Although he acknowledged that policy makers ‘have the ability to help to drive change’, improvements are continually delayed: “too often we subsidise continuity, we preserve the status quo”, he said.
However, he warned that continuing procrastination over making definitive changes are hindering the environment, adding “the strains on the earth’s resources are increasingly becoming problems for our generation”.
He continued: “The change we face is inevitable, and its scale will be enormous.”
‘Moving towards the resource revolution’
In his speech, Potočnik said: “Europe’s comparative advantage in the coming decades will be defined by the relative availability of resources – the factors of production from energy to materials, from labour to land, from water to biodiversity – and our ability to maximise their productivity. We will be obliged to focus on the markets where we are able to compete in the increasingly inter-connected world.
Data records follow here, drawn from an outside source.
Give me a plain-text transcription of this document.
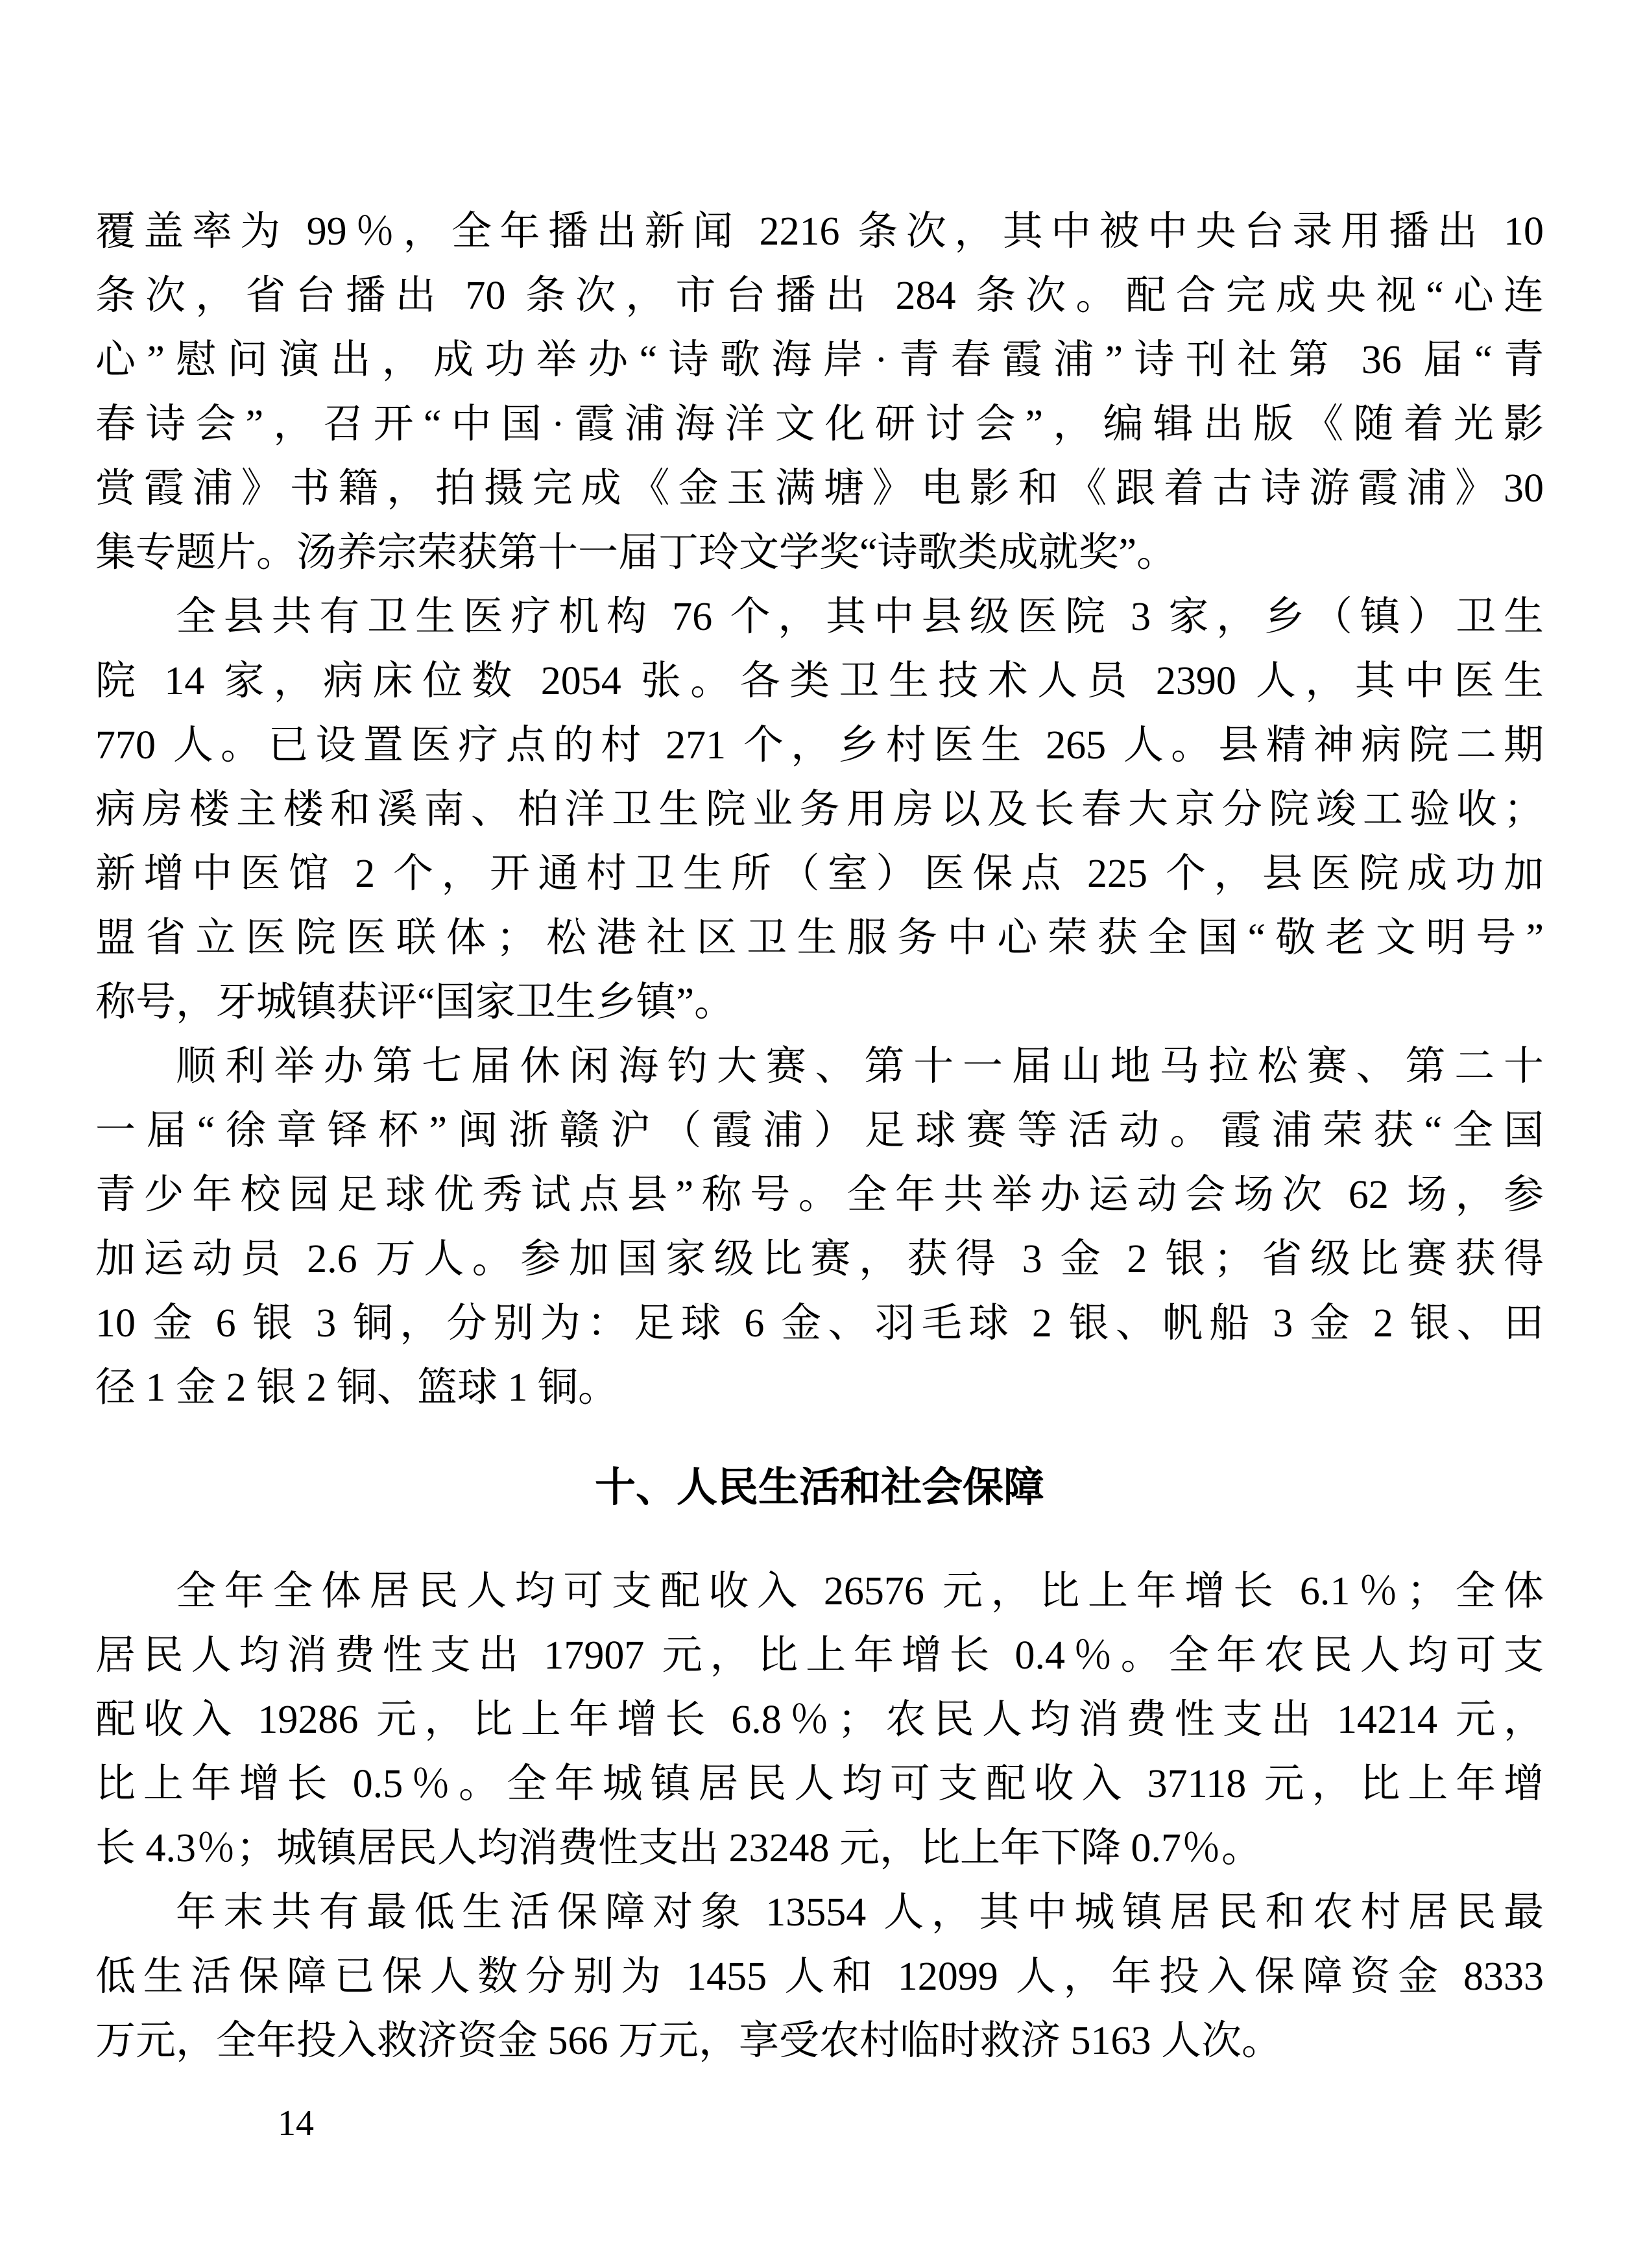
覆盖率为 99％，全年播出新闻 2216 条次，其中被中央台录用播出 10
条次，省台播出 70 条次，市台播出 284 条次。配合完成央视“心连
心”慰问演出，成功举办“诗歌海岸·青春霞浦”诗刊社第 36 届“青
春诗会”，召开“中国·霞浦海洋文化研讨会”，编辑出版《随着光影
赏霞浦》书籍，拍摄完成《金玉满塘》电影和《跟着古诗游霞浦》30
集专题片。汤养宗荣获第十一届丁玲文学奖“诗歌类成就奖”。
全县共有卫生医疗机构 76 个，其中县级医院 3 家，乡（镇）卫生
院 14 家，病床位数 2054 张。各类卫生技术人员 2390 人，其中医生
770 人。已设置医疗点的村 271 个，乡村医生 265 人。县精神病院二期
病房楼主楼和溪南、柏洋卫生院业务用房以及长春大京分院竣工验收；
新增中医馆 2 个，开通村卫生所（室）医保点 225 个，县医院成功加
盟省立医院医联体；松港社区卫生服务中心荣获全国“敬老文明号”
称号，牙城镇获评“国家卫生乡镇”。
顺利举办第七届休闲海钓大赛、第十一届山地马拉松赛、第二十
一届“徐章铎杯”闽浙赣沪（霞浦）足球赛等活动。霞浦荣获“全国
青少年校园足球优秀试点县”称号。全年共举办运动会场次 62 场，参
加运动员 2.6 万人。参加国家级比赛，获得 3 金 2 银；省级比赛获得
10 金 6 银 3 铜，分别为：足球 6 金、羽毛球 2 银、帆船 3 金 2 银、田
径 1 金 2 银 2 铜、篮球 1 铜。
十、人民生活和社会保障
全年全体居民人均可支配收入 26576 元，比上年增长 6.1％；全体
居民人均消费性支出 17907 元，比上年增长 0.4％。全年农民人均可支
配收入 19286 元，比上年增长 6.8％；农民人均消费性支出 14214 元，
比上年增长 0.5％。全年城镇居民人均可支配收入 37118 元，比上年增
长 4.3％；城镇居民人均消费性支出 23248 元，比上年下降 0.7％。
年末共有最低生活保障对象 13554 人，其中城镇居民和农村居民最
低生活保障已保人数分别为 1455 人和 12099 人，年投入保障资金 8333
万元，全年投入救济资金 566 万元，享受农村临时救济 5163 人次。
14
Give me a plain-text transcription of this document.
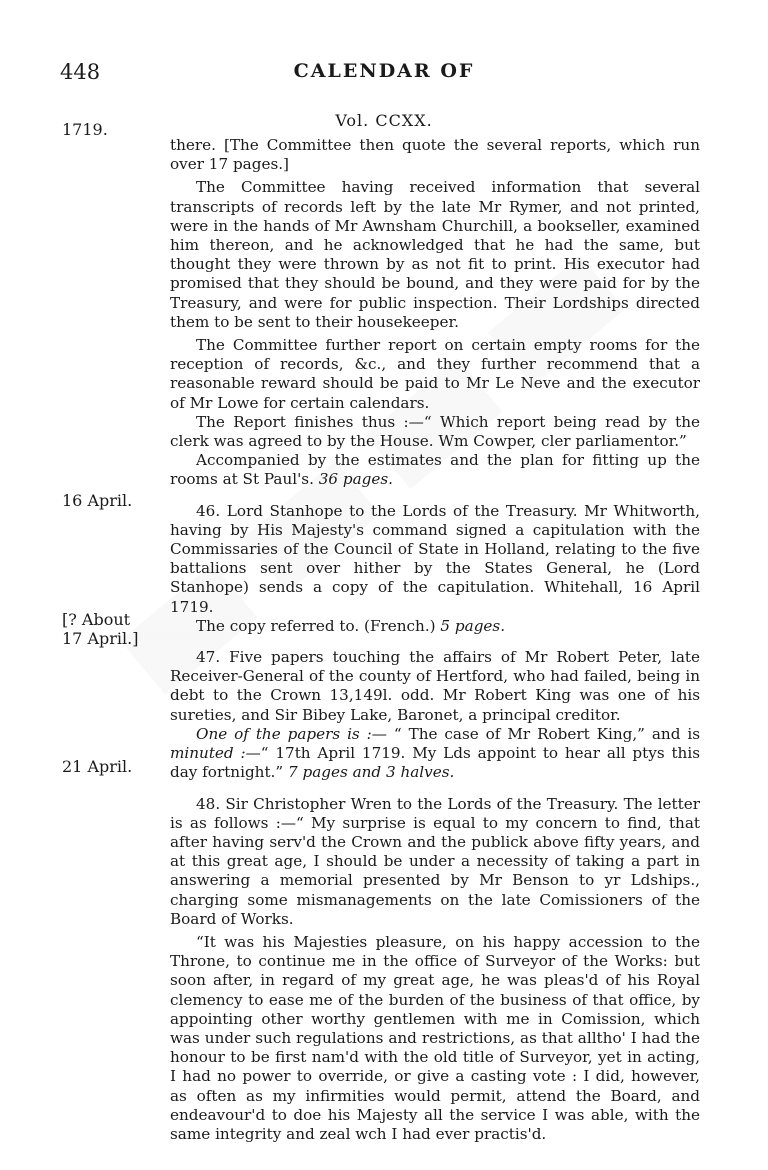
448	CALENDAR OF
Vol. CCXX.
1719.
16 April.
[? About
17 April.]
21 April.

there. [The Committee then quote the several reports, which run over 17 pages.]

The Committee having received information that several transcripts of records left by the late Mr Rymer, and not printed, were in the hands of Mr Awnsham Churchill, a bookseller, examined him thereon, and he acknowledged that he had the same, but thought they were thrown by as not fit to print. His executor had promised that they should be bound, and they were paid for by the Treasury, and were for public inspection. Their Lordships directed them to be sent to their housekeeper.

The Committee further report on certain empty rooms for the reception of records, &c., and they further recommend that a reasonable reward should be paid to Mr Le Neve and the executor of Mr Lowe for certain calendars.

The Report finishes thus :—“ Which report being read by the clerk was agreed to by the House. Wm Cowper, cler parliamentor.”

Accompanied by the estimates and the plan for fitting up the rooms at St Paul's. 36 pages.

46. Lord Stanhope to the Lords of the Treasury. Mr Whitworth, having by His Majesty's command signed a capitulation with the Commissaries of the Council of State in Holland, relating to the five battalions sent over hither by the States General, he (Lord Stanhope) sends a copy of the capitulation. Whitehall, 16 April 1719.

The copy referred to. (French.) 5 pages.

47. Five papers touching the affairs of Mr Robert Peter, late Receiver-General of the county of Hertford, who had failed, being in debt to the Crown 13,149l. odd. Mr Robert King was one of his sureties, and Sir Bibey Lake, Baronet, a principal creditor.

One of the papers is :— “ The case of Mr Robert King,” and is minuted :—“ 17th April 1719. My Lds appoint to hear all ptys this day fortnight.” 7 pages and 3 halves.

48. Sir Christopher Wren to the Lords of the Treasury. The letter is as follows :—“ My surprise is equal to my concern to find, that after having serv'd the Crown and the publick above fifty years, and at this great age, I should be under a necessity of taking a part in answering a memorial presented by Mr Benson to yr Ldships., charging some mismanagements on the late Comissioners of the Board of Works.

“It was his Majesties pleasure, on his happy accession to the Throne, to continue me in the office of Surveyor of the Works: but soon after, in regard of my great age, he was pleas'd of his Royal clemency to ease me of the burden of the business of that office, by appointing other worthy gentlemen with me in Comission, which was under such regulations and restrictions, as that alltho' I had the honour to be first nam'd with the old title of Surveyor, yet in acting, I had no power to override, or give a casting vote : I did, however, as often as my infirmities would permit, attend the Board, and endeavour'd to doe his Majesty all the service I was able, with the same integrity and zeal wch I had ever practis'd.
“I leave it to you to work out whether this will be in the energy-intensive, labour-intensive, resource-intensive or knowledge-intensive sectors and markets. But I think the writing is pretty much on the wall for us all to see. Resource-poor, crowded and ageing Europe will have to compete for inputs and markets with many other global regions. The formula that gave us growth and prosperity in the past just won’t work in the future.
“But I believe that innovative, experienced and creative Europe will be capable of moving towards the resource revolution by decoupling our growth from our resource use.”
‘A push for higher recycling rates, and a push for the elimination of landfill’
As part of a push towards the development of a circular economy, Potočnik announced that the package of updated waste targets that the commission will adopt in “a few weeks” will have at its core “a push for higher recycling rates, and a push for the elimination of landfill in waste legislation”.
However, Potočnik noted that waste legislation is only “one tool among the many needed” to structure a circular economy in which “secondary resources are sucked back into the productive economy by demand, in which one company's waste is another’s resource, in which we buy performance, not stuff”.
He was keen to emphasise that the circular economy package is “not only a green agenda” and that an “integrated approach” is necessary to achieve a truly circular economy.
Potočnik concluded: “I can guarantee you that any proposal for a target for resource efficiency will meet the usual cries of ‘not now, not yet, wait until we have more data, and a mature methodology’. But after four years of work – analysis, consultation, modelling – I can assure you that there is really no legitimate reason to delay.”